Как он мог на это смотреть? Он стоял с такой спокойной серьезностью и бесстрастно смотрел на то, как огонь забирал все то, что он наживал годами. Какие-то скрученные в рулоны плакаты, ящики, книги. Все это листал огонь, ничего не оставляя после себя. С чем-то он провозился долго, что-то исчезало мгновенно. Я наблюдал за всем и чувствовал неприятную тревогу, хотя там не было ничего моего. А дед, был спокоен. Хотя возможно, это только казалось. В какой-то момент он оглянулся на меня. Его глаза были растеряны и беспомощны, но всего на секунду, и тут же он улыбнулся мне и подмигнул лукавыми глазами. Мне стало легче. Его седые волосы и бороду трепал ветер, раздувающий огонь. Я подбрасывал вещи одни за другими, чтобы хоть как-то контролировать пламя.

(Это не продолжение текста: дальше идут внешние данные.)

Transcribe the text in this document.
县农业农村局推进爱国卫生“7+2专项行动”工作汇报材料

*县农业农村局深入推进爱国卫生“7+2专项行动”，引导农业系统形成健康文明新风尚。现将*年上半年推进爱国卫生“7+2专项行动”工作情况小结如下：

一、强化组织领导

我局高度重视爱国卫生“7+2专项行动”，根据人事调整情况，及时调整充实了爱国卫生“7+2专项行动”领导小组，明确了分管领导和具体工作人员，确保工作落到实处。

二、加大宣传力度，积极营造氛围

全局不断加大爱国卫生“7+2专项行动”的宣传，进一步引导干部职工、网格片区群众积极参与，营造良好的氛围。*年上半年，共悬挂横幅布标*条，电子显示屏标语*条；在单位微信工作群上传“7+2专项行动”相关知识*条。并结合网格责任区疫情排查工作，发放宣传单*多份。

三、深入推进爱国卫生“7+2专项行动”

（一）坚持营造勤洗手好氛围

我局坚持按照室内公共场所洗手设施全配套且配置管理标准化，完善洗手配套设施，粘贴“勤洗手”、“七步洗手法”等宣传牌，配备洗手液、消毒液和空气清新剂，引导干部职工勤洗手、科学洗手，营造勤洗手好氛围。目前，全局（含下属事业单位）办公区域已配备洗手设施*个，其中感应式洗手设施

Мы сидели там еще очень долго, и много говорили обо всем на свете. Когда я снова осторожно спросил, как он себя чувствует, он вздохнул легко и свободно:
– Я делаю это уже не в первый раз. Но привыкнуть к такому нельзя, Леша.
– У тебя уже сгорал дом?
– Изменения всегда ведут к новому началу. Это может быть все, что ты ценишь в своей жизни, дом или люди. Любые потери, ничем не хуже дома. Что дом? Единственное, что сохранится в душе от него, это воспоминания. Но сейчас ворочается нехорошее чувство, словно собаку продал. Потерял друга. Это скоро пройдет. Одна неделя, потом другая, год. Остается что-то хорошее навсегда, а все плохое уходит. Но у каждого своя мера, это нужно помнить.